U.S. Intellectual History Blog

Lacy’s Open Thread

A few unexpected book review arrivals, as well as some family summer sickness (it always _feels_ worse in the summer, yes?), have taken me off my game plan for today. Originally I had hoped to post Part IIIb of my series on common sense and M.J. Adler (last post here). It’s still coming, next Thursday probably, but just not today.

Since necessity is the mother of invention (i.e. I have nothing substantial to put up), let’s try something new: an open thread. I’ll call it “Lacy’s Open Thread” to personalize the effort—so you won’t confuse it with Ta-Nehisi Coates’ “Lost Battalion” series at his Atlantic blog (an effort that is clearly inspired me–hence the shout out).

To further personalize this post, here are a few conversation seeds:

1. Check out Nicholas Carr’s reflections on Marshall McLuhan, here and here.
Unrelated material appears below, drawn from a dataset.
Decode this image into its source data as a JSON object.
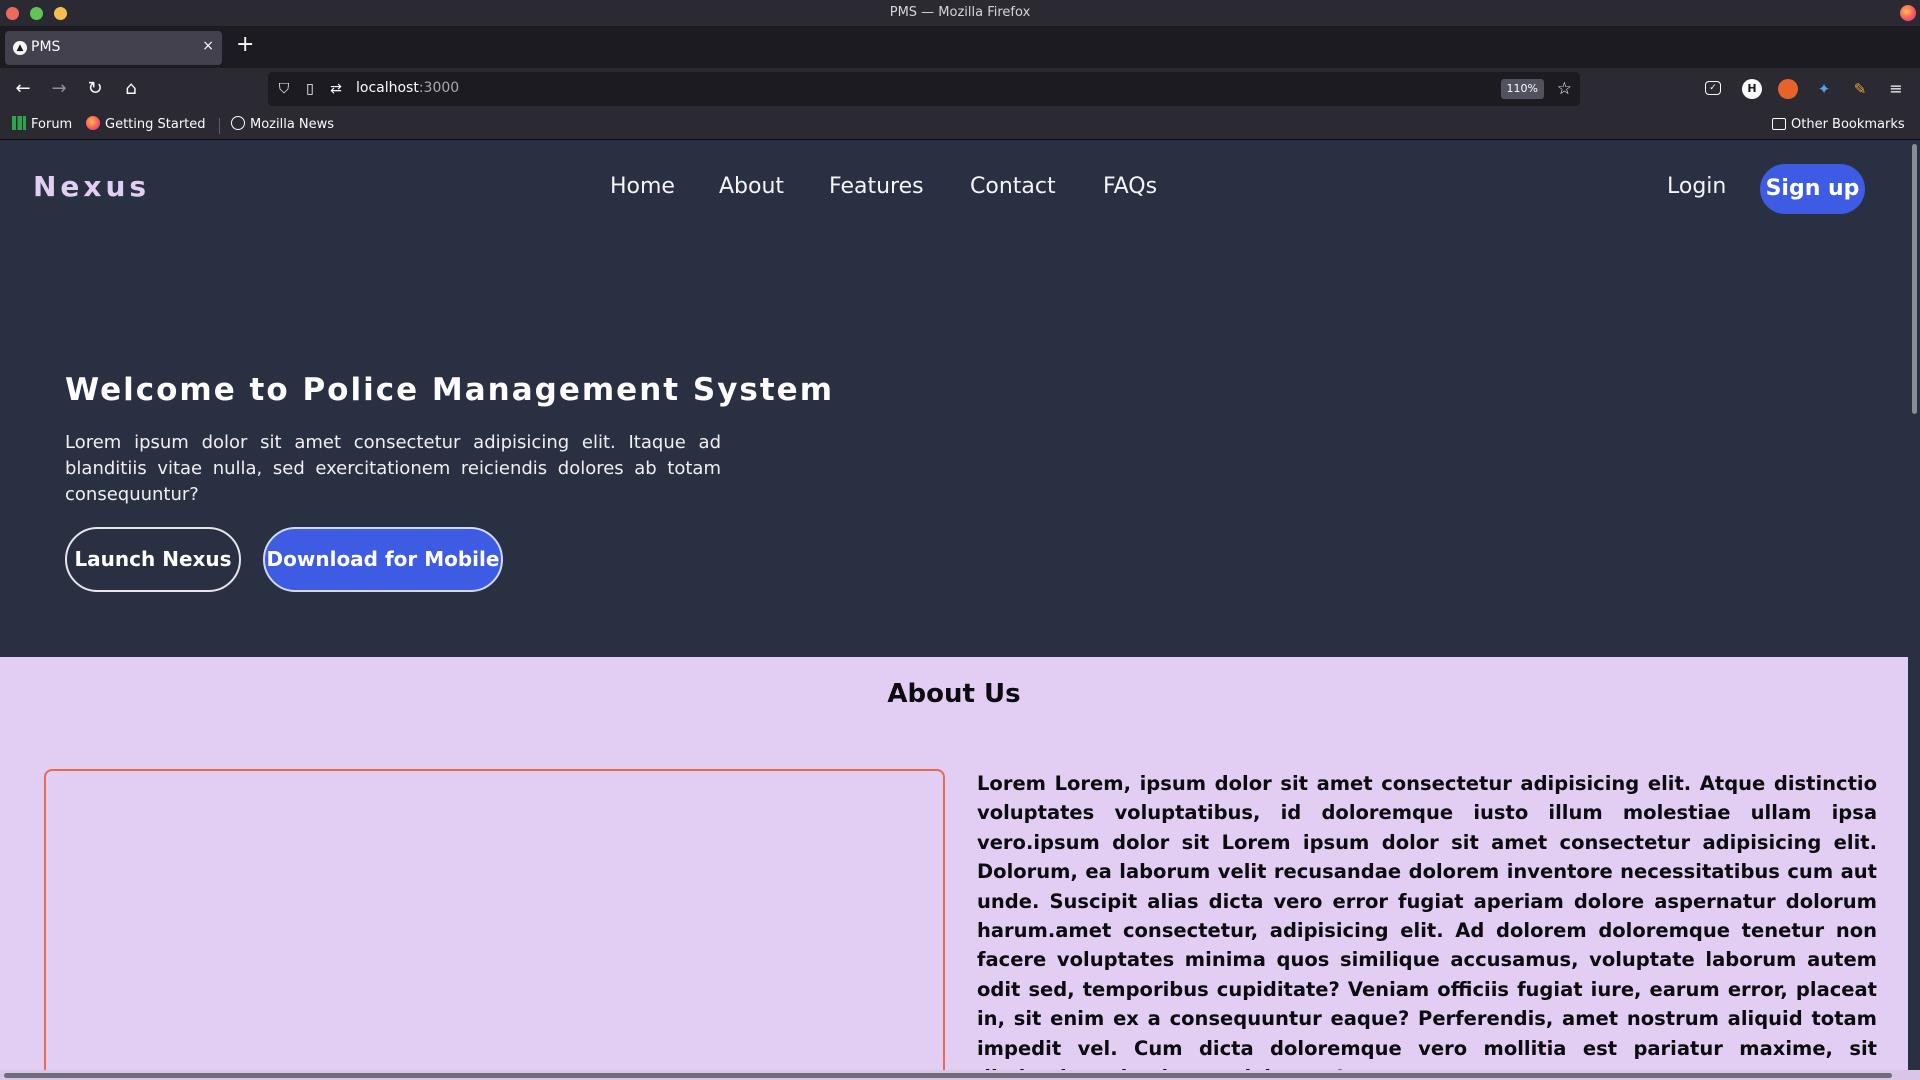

I find Carr to be one of the most fascinating writers on the intersection of cognitive ability (or disability) and technology.

2. Here’s an entry by Salon’s Michael Lind in the “American exceptionalism” discussion.

3. Here’s a Bookforum Omnivore blog entry on the intellectual status of the Left (in the world and in America).

At this point long-time readers may be wondering what is the difference between my “open thread” offering and my “light reading” series. First, I haven’t actually read everything I’ve linked above (except the first McLuhan entry). Second, feel free to dismiss my seeds to talk about whatever you want.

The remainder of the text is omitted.